Thursday, October 4, 2007

la luna


How big is the moon? Alethea asked her mother.

The moon is so big, her mother replied, that it takes two hands to hold it. Even then you can’t really hold it all— it leaks out all over you and makes your forearms sticky. Like when you eat cantaloupe.

Alethea looked at her mother. She loved cantaloupe.

Can you swim in the stars? she asked.

Yes, you can swim; it’s best to keep your eyes open.

Alethea shut her eyes and then opened them again, as wide as she could. I can keep my eyes open.

Will you walk around the earth with me, on all the land parts? she asked.

I will walk with you, wherever you want to go, her mother told her.

Alethea walked down the hall without her mother and into the library where her grandfather sat in an old leather chair, smoking his pipe.

What are these? Alethea asked, pointing to the seeds he’d scraped out of the half-cantaloupe sitting on a plate on his desk.

Those seeds make baby melons that grow and grow until they are ready to be eaten.

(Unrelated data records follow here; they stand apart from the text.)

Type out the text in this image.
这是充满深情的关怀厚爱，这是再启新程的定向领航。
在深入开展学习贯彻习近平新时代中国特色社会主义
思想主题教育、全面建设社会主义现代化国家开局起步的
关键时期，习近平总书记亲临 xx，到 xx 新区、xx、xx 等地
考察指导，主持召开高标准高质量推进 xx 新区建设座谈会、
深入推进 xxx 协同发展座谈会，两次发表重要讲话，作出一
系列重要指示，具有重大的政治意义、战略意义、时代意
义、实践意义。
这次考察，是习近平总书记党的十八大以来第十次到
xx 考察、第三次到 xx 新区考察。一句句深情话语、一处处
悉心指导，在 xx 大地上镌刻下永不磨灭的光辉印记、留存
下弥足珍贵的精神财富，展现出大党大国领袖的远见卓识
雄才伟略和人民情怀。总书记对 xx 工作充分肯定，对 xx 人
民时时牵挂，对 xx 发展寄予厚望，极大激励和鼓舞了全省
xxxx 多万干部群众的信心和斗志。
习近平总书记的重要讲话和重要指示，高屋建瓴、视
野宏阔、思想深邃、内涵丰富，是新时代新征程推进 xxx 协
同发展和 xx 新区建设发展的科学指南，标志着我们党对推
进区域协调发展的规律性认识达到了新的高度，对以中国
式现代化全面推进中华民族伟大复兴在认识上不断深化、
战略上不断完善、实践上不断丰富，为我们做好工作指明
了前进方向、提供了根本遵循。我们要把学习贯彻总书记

Do people have seeds? She asked.

People have half a seed, her grandfather answered, they spend many years trying to find the other half. It takes sex to make a whole person seed.

Alethea wrinkled her nose, disappointed to find out that she only had half a seed. She decided to count the cantaloupe’s seeds.

How many people would it take to make 3-4-5-3-2 seeds? she asked grandfather.

They spent the afternoon talking about multiplication and division.